Ortanca yaşı 7 ( 2-17 yıl ) yıl olan 21 hasta vardı. Hastaların 8’inde (% 38) FVIII eksikliği, 4’ünde (% 19) FIX eksikliği, 2’sinde (% 9)  Glanzman trombastenisi, 2’sinde (% 9) Von Willebrand hastalığı vardı. Birer (% 5) hastada ise, trombosit fonksiyon bozukluğu ile FV, FVII, FX ve FXIII eksikliği mevcuttu.  Faktör eksikliği olan hastalar operasyon öncesi faktör düzeyleri ve inhibitör varlığı açısından tarandı ve hiçbir hastada inhibitör varlığı saptanmadı. 2008 yılına dek hastalara kanama kontrolü için sargı pansuman yapılıp, sünnet sonrası 3. günde çıkarılmıştı. Bu dönemde sünnet yapılan 11 hastanın 3’ünde (% 27)  sargı açıldıktan sonra kanama gözlendi. 2008 yılından sonra ameliyat edilen ve sargı pansumanı yapılmayan 10 hastanın ise 1’inde (% 10) sünnet sonrası kanama gözlendi.

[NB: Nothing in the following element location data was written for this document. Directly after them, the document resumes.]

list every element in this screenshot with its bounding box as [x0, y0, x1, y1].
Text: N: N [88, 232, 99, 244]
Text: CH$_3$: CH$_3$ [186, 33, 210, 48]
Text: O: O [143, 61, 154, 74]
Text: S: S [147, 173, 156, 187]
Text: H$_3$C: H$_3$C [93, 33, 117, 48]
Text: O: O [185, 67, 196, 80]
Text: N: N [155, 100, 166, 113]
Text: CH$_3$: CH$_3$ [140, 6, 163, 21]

Hastaların tümüne ameliyat öncesi dönemde faktör veya uygun kan ürünü verilerek hazırlık yapıldı. FVIII ve IX eksikliği olan 12 hastaya ameliyat sonrasında da rutin replasman destek tedavisi yapıldı. Bu hastarın 3’ünde (% 33) sünnet sonrası dönemde kanama komplikasyonu gelişti. Kalan 9 hastaya gereği halinde destek tedavi verildi ve 5 (% 56) hastada destek gerekti. Bu hastaların 4’ü (% 80) 2008 yılından önce ve 1’i (% 20) daha sonra ameliyat olmuştu.

Tartışma:

Sünnet sonrası kanama, özellikle kanama/pıhtılaşma bozukluğu olan hastalarda en sık görülen ve en korkulan komplikasyondur. Bu olguların uygun hematolojik hazırlık ve takiplerinin yapılması son derece önemlidir. Ayrıca kanamaların çoğunun pansuman açılması sırasında ve sonrasında olduğu göz önüne alınarak kanama/pıhtılaşma bozukluğu olan hastalarda sünnet işleminden sonra sargı pansuman yapılmaması uygun bir yaklaşım olarak gözükmektedir.